Así, el hecho de que un porcentaje relativamente alto de latinoamericanos, el 28%, sienta la falta de “seguridad ciudadana” como su principal preocupación, resulta más bien sorprendente no por lo alto sino por lo bajo que es. Latinoamérica, lo recuerda Villalobos en su ensayo, es ahora “la región más violenta del mundo por encima de África y Asia, donde hay guerras”.

Que no exista, como es el caso, una atmósfera de guerra civil en Latinoamérica se explica no solo porque esta es más compleja que sus horrores, por su vastedad geográfica y demográfica, sino porque —igual que con el ingreso— la distribución de la violencia criminal es muy desigual y porque en un porcentaje importante de naciones, el crimen organizado ha crecido a la par que la economía; y violencia y consumo han compartido escenarios y expectativas.

¿Puede explicarse la expansión criminal en América Latina bajo un paradigma insurreccional y construir en consecuencia una estrategia inspirada en la contrainsurgencia para combatirlo?

Tanto Aguilar Camín como Villalobos describen escenarios propios de insurgencias en desarrollo: el crimen organizado ha desplazado, sustituido o, más frecuentemente, dominado al Estado para convertirse en el poder de facto, en un contragobierno que decide y manda en regiones que, como recuerdan ambos escritores, no siempre son ni lejanas ni marginales. El control de facto que tuvo el crimen organizado mexicano en, por ejemplo, el puerto Lázaro Cárdenas en México, o el que lograron los criminales colombianos en el puerto de Buenaventura, indica un Estado inequívocamente socavado, enfermo y débil por más que pueda desarrollar ofensivas aparatosas y despliegues más o menos espectaculares de una cosmética de la eficacia.

El punto de vista de Villalobos es particularmente interesante. Quien fuera un destacado comandante guerrillero en El Salvador devino, luego de la paz, en estudioso y consultor sobre conflictos, de manera que aporta al tema una poco común diversidad de experiencias y perspectivas.

La visión de insurgencia y contrainsurgencia está sin duda presente en su análisis y en varias de sus conclusiones.
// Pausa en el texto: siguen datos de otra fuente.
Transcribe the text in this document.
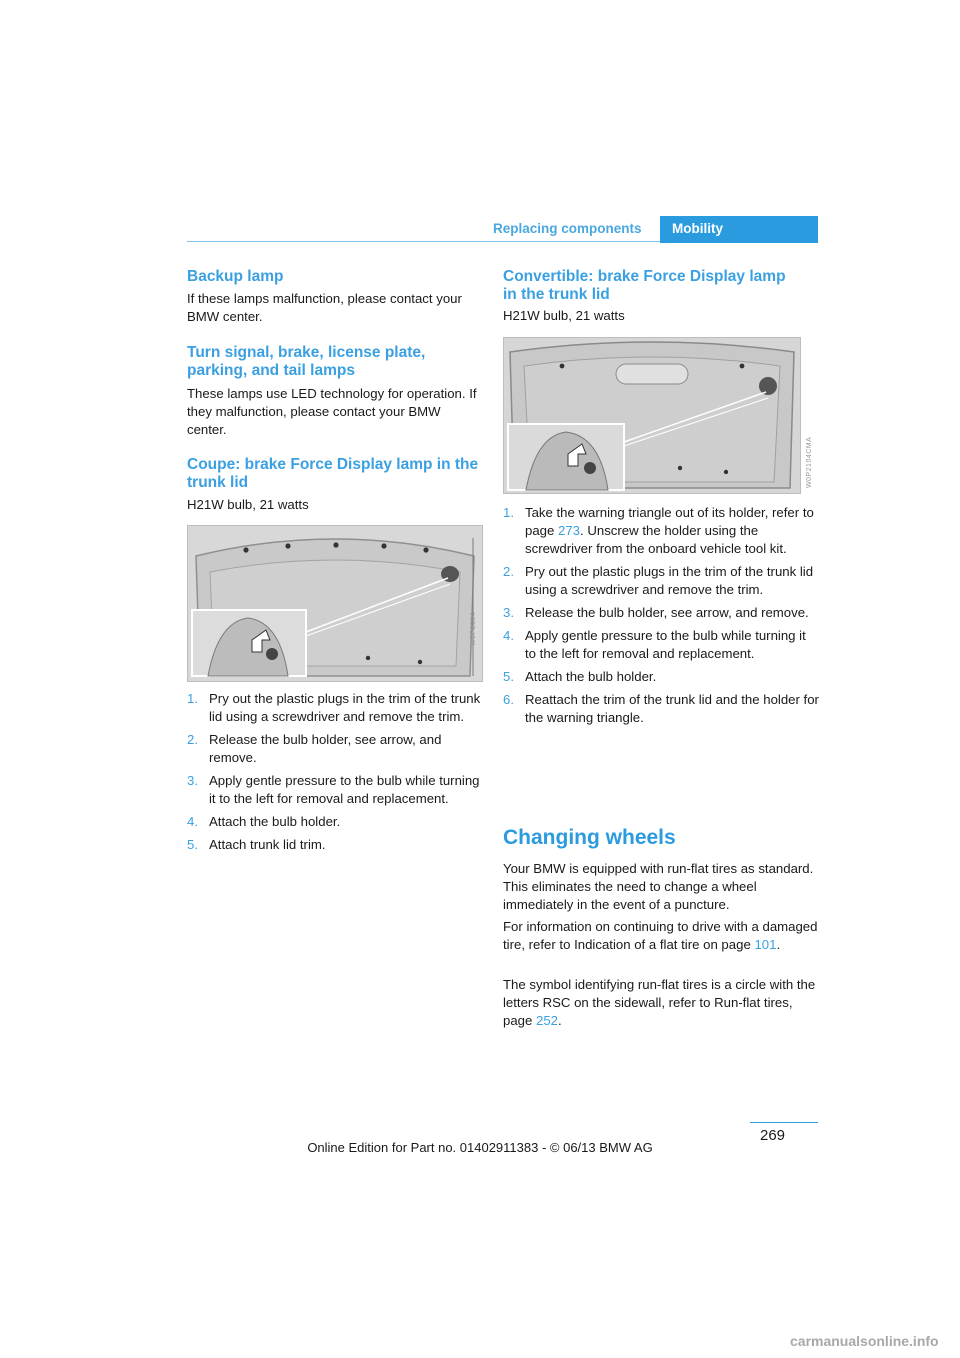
Replacing components	Mobility
Backup lamp

If these lamps malfunction, please contact your BMW center.

Turn signal, brake, license plate,
parking, and tail lamps

These lamps use LED technology for operation. If they malfunction, please contact your BMW center.

Coupe: brake Force Display lamp in the
trunk lid

H21W bulb, 21 watts

W0P2104
1. Pry out the plastic plugs in the trim of the trunk lid using a screwdriver and remove the trim.
2. Release the bulb holder, see arrow, and remove.
3. Apply gentle pressure to the bulb while turning it to the left for removal and replacement.
4. Attach the bulb holder.
5. Attach trunk lid trim.
Convertible: brake Force Display lamp
in the trunk lid

H21W bulb, 21 watts

W0P2104CMA
1. Take the warning triangle out of its holder, refer to page 273. Unscrew the holder using the screwdriver from the onboard vehicle tool kit.
2. Pry out the plastic plugs in the trim of the trunk lid using a screwdriver and remove the trim.
3. Release the bulb holder, see arrow, and remove.
4. Apply gentle pressure to the bulb while turning it to the left for removal and replacement.
5. Attach the bulb holder.
6. Reattach the trim of the trunk lid and the holder for the warning triangle.
Changing wheels

Your BMW is equipped with run-flat tires as standard. This eliminates the need to change a wheel immediately in the event of a puncture.

For information on continuing to drive with a damaged tire, refer to Indication of a flat tire on page 101.

The symbol identifying run-flat tires is a circle with the letters RSC on the sidewall, refer to Run-flat tires, page 252.

269
Online Edition for Part no. 01402911383 - © 06/13 BMW AG
carmanualsonline.info
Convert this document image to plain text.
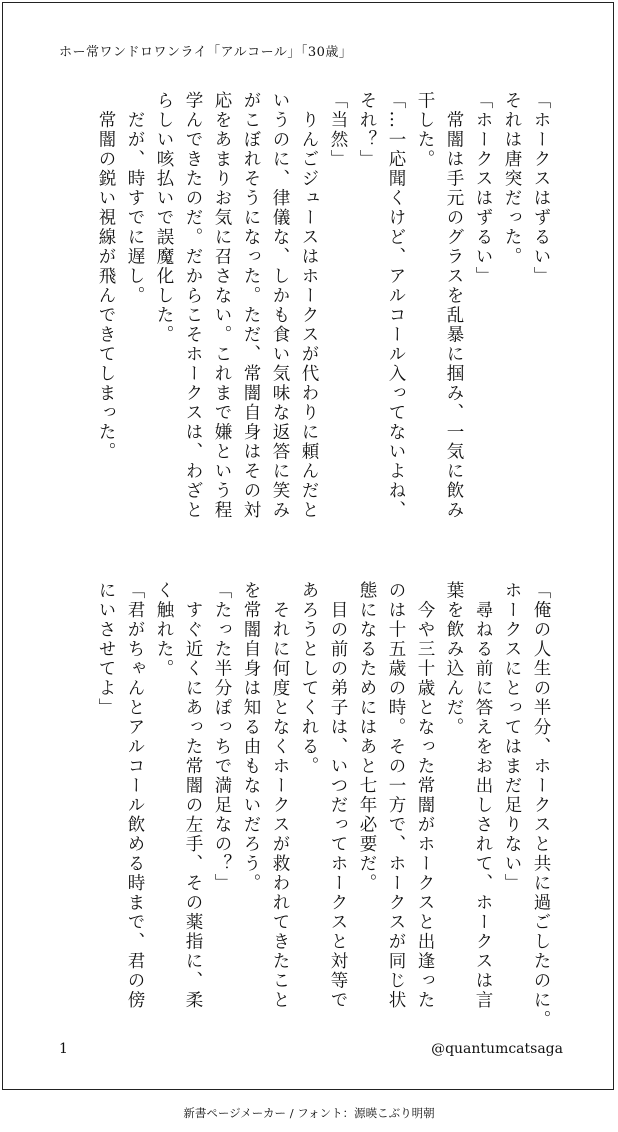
ホー常ワンドロワンライ「アルコール」「30歳」
「ホークスはずるい」
それは唐突だった。
「ホークスはずるい」
　常闇は手元のグラスを乱暴に掴み、一気に飲み
干した。
「…一応聞くけど、アルコール入ってないよね、
それ？」
「当然」
　りんごジュースはホークスが代わりに頼んだと
いうのに、律儀な、しかも食い気味な返答に笑み
がこぼれそうになった。ただ、常闇自身はその対
応をあまりお気に召さない。これまで嫌という程
学んできたのだ。だからこそホークスは、わざと
らしい咳払いで誤魔化した。
　だが、時すでに遅し。
　常闇の鋭い視線が飛んできてしまった。
「俺の人生の半分、ホークスと共に過ごしたのに。
ホークスにとってはまだ足りない」
　尋ねる前に答えをお出しされて、ホークスは言
葉を飲み込んだ。
　今や三十歳となった常闇がホークスと出逢った
のは十五歳の時。その一方で、ホークスが同じ状
態になるためにはあと七年必要だ。
　目の前の弟子は、いつだってホークスと対等で
あろうとしてくれる。
　それに何度となくホークスが救われてきたこと
を常闇自身は知る由もないだろう。
「たった半分ぽっちで満足なの？」
　すぐ近くにあった常闇の左手、その薬指に、柔
く触れた。
「君がちゃんとアルコール飲める時まで、君の傍
にいさせてよ」
1	@quantumcatsaga
新書ページメーカー / フォント：源暎こぶり明朝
La principal de ellas es formulada en la primera parte del texto: “…no existen atajos, el único camino posible para garantizar y contar con sociedades seguras es avanzar en la construcción de Estado y ciudadanía”.
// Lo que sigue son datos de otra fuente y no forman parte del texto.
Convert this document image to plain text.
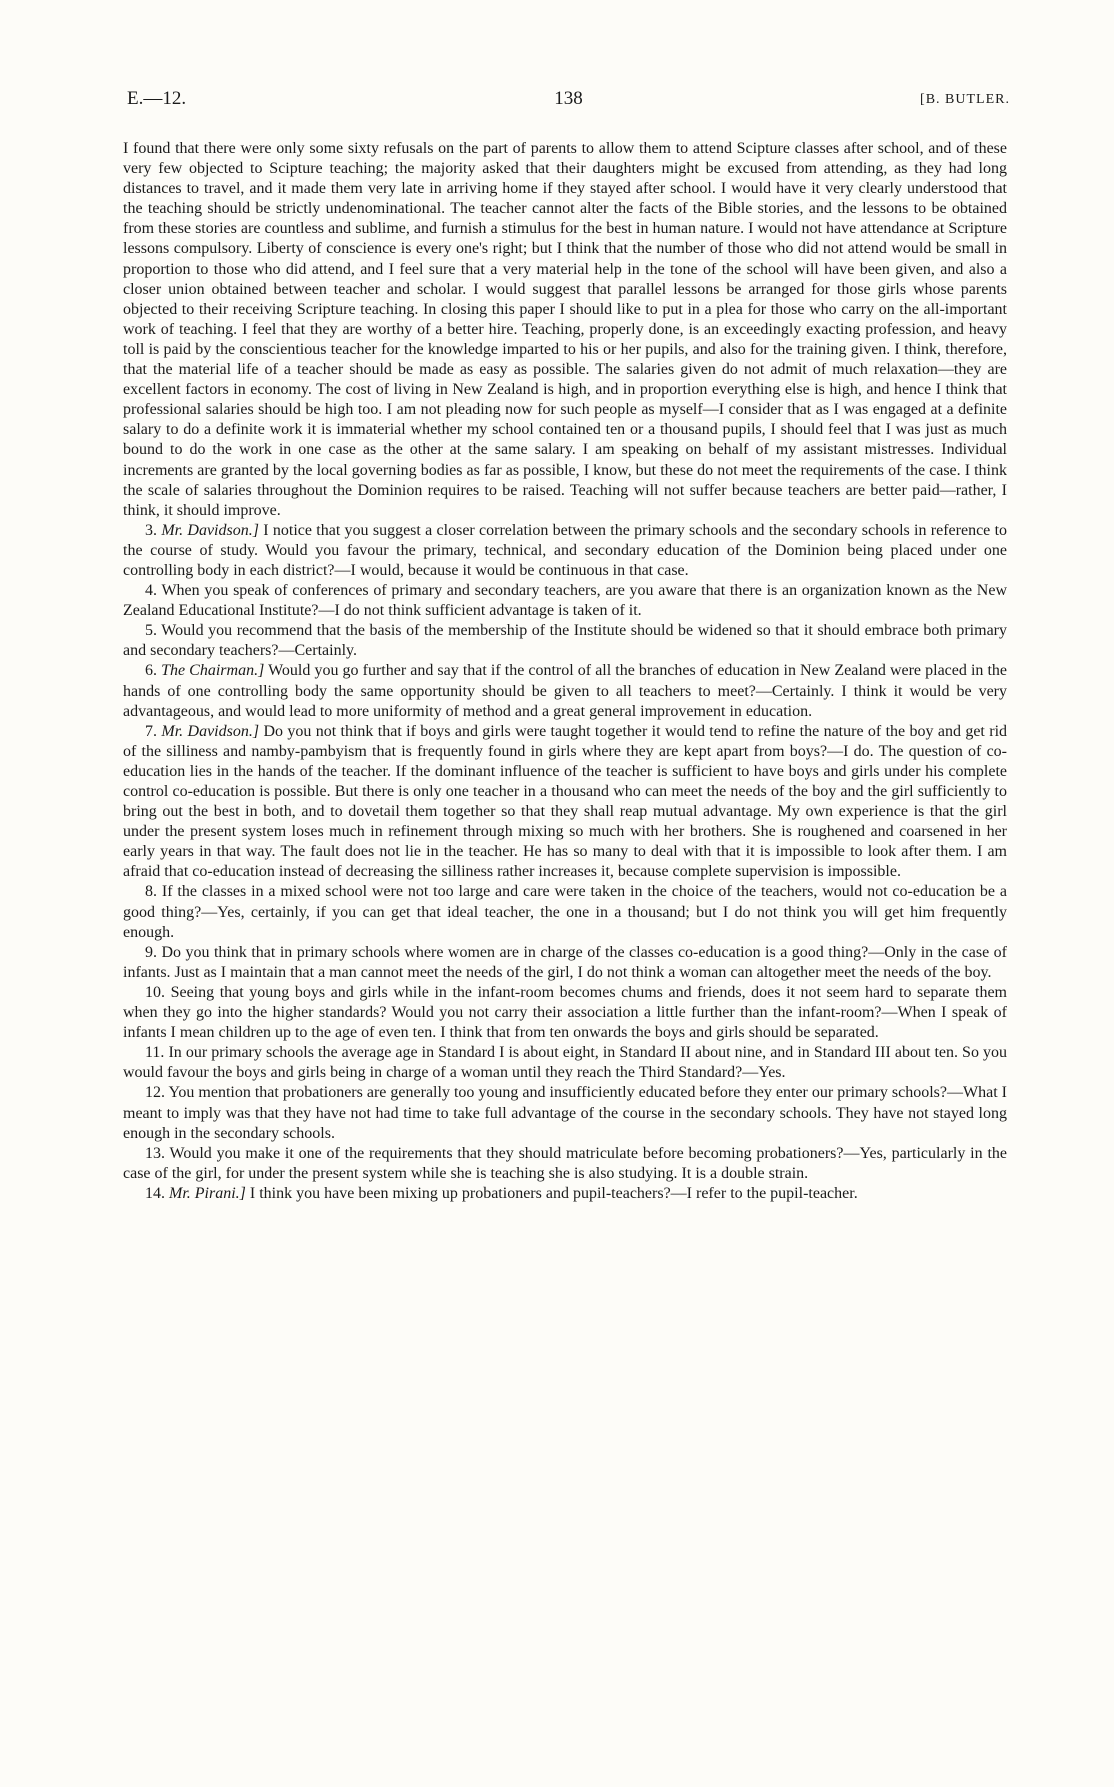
E.—12.	138	[B. BUTLER.

I found that there were only some sixty refusals on the part of parents to allow them to attend Scipture classes after school, and of these very few objected to Scipture teaching; the majority asked that their daughters might be excused from attending, as they had long distances to travel, and it made them very late in arriving home if they stayed after school. I would have it very clearly understood that the teaching should be strictly undenominational. The teacher cannot alter the facts of the Bible stories, and the lessons to be obtained from these stories are countless and sublime, and furnish a stimulus for the best in human nature. I would not have attendance at Scripture lessons compulsory. Liberty of conscience is every one's right; but I think that the number of those who did not attend would be small in proportion to those who did attend, and I feel sure that a very material help in the tone of the school will have been given, and also a closer union obtained between teacher and scholar. I would suggest that parallel lessons be arranged for those girls whose parents objected to their receiving Scripture teaching. In closing this paper I should like to put in a plea for those who carry on the all-important work of teaching. I feel that they are worthy of a better hire. Teaching, properly done, is an exceedingly exacting profession, and heavy toll is paid by the conscientious teacher for the knowledge imparted to his or her pupils, and also for the training given. I think, therefore, that the material life of a teacher should be made as easy as possible. The salaries given do not admit of much relaxation—they are excellent factors in economy. The cost of living in New Zealand is high, and in proportion everything else is high, and hence I think that professional salaries should be high too. I am not pleading now for such people as myself—I consider that as I was engaged at a definite salary to do a definite work it is immaterial whether my school contained ten or a thousand pupils, I should feel that I was just as much bound to do the work in one case as the other at the same salary. I am speaking on behalf of my assistant mistresses. Individual increments are granted by the local governing bodies as far as possible, I know, but these do not meet the requirements of the case. I think the scale of salaries throughout the Dominion requires to be raised. Teaching will not suffer because teachers are better paid—rather, I think, it should improve.

3. Mr. Davidson.] I notice that you suggest a closer correlation between the primary schools and the secondary schools in reference to the course of study. Would you favour the primary, technical, and secondary education of the Dominion being placed under one controlling body in each district?—I would, because it would be continuous in that case.

4. When you speak of conferences of primary and secondary teachers, are you aware that there is an organization known as the New Zealand Educational Institute?—I do not think sufficient advantage is taken of it.

5. Would you recommend that the basis of the membership of the Institute should be widened so that it should embrace both primary and secondary teachers?—Certainly.

6. The Chairman.] Would you go further and say that if the control of all the branches of education in New Zealand were placed in the hands of one controlling body the same opportunity should be given to all teachers to meet?—Certainly. I think it would be very advantageous, and would lead to more uniformity of method and a great general improvement in education.

7. Mr. Davidson.] Do you not think that if boys and girls were taught together it would tend to refine the nature of the boy and get rid of the silliness and namby-pambyism that is frequently found in girls where they are kept apart from boys?—I do. The question of co-education lies in the hands of the teacher. If the dominant influence of the teacher is sufficient to have boys and girls under his complete control co-education is possible. But there is only one teacher in a thousand who can meet the needs of the boy and the girl sufficiently to bring out the best in both, and to dovetail them together so that they shall reap mutual advantage. My own experience is that the girl under the present system loses much in refinement through mixing so much with her brothers. She is roughened and coarsened in her early years in that way. The fault does not lie in the teacher. He has so many to deal with that it is impossible to look after them. I am afraid that co-education instead of decreasing the silliness rather increases it, because complete supervision is impossible.

8. If the classes in a mixed school were not too large and care were taken in the choice of the teachers, would not co-education be a good thing?—Yes, certainly, if you can get that ideal teacher, the one in a thousand; but I do not think you will get him frequently enough.

9. Do you think that in primary schools where women are in charge of the classes co-education is a good thing?—Only in the case of infants. Just as I maintain that a man cannot meet the needs of the girl, I do not think a woman can altogether meet the needs of the boy.

10. Seeing that young boys and girls while in the infant-room becomes chums and friends, does it not seem hard to separate them when they go into the higher standards? Would you not carry their association a little further than the infant-room?—When I speak of infants I mean children up to the age of even ten. I think that from ten onwards the boys and girls should be separated.

11. In our primary schools the average age in Standard I is about eight, in Standard II about nine, and in Standard III about ten. So you would favour the boys and girls being in charge of a woman until they reach the Third Standard?—Yes.

12. You mention that probationers are generally too young and insufficiently educated before they enter our primary schools?—What I meant to imply was that they have not had time to take full advantage of the course in the secondary schools. They have not stayed long enough in the secondary schools.

13. Would you make it one of the requirements that they should matriculate before becoming probationers?—Yes, particularly in the case of the girl, for under the present system while she is teaching she is also studying. It is a double strain.

14. Mr. Pirani.] I think you have been mixing up probationers and pupil-teachers?—I refer to the pupil-teacher.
Así, la paradoja actual es que el Estado que fue represor de sus ciudadanos en las brutales dictaduras contrainsurgentes de los 70 y 80 del siglo pasado (presente todavía en la actuación de muchas policías y fuerzas militares hoy) resulta ahora —si se lo transforma eficazmente en un Estado representante y protector de los derechos de los ciudadanos— la única manera viable de enfrentar el crecimiento y la metástasis de la criminalidad organizada a través del monopolio eficiente de la fuerza y de la coerción.

Una suerte de contrainsurgencia democrática frente a la depredación de las insurrecciones con fines de lucro del siglo XXI en Latinoamérica.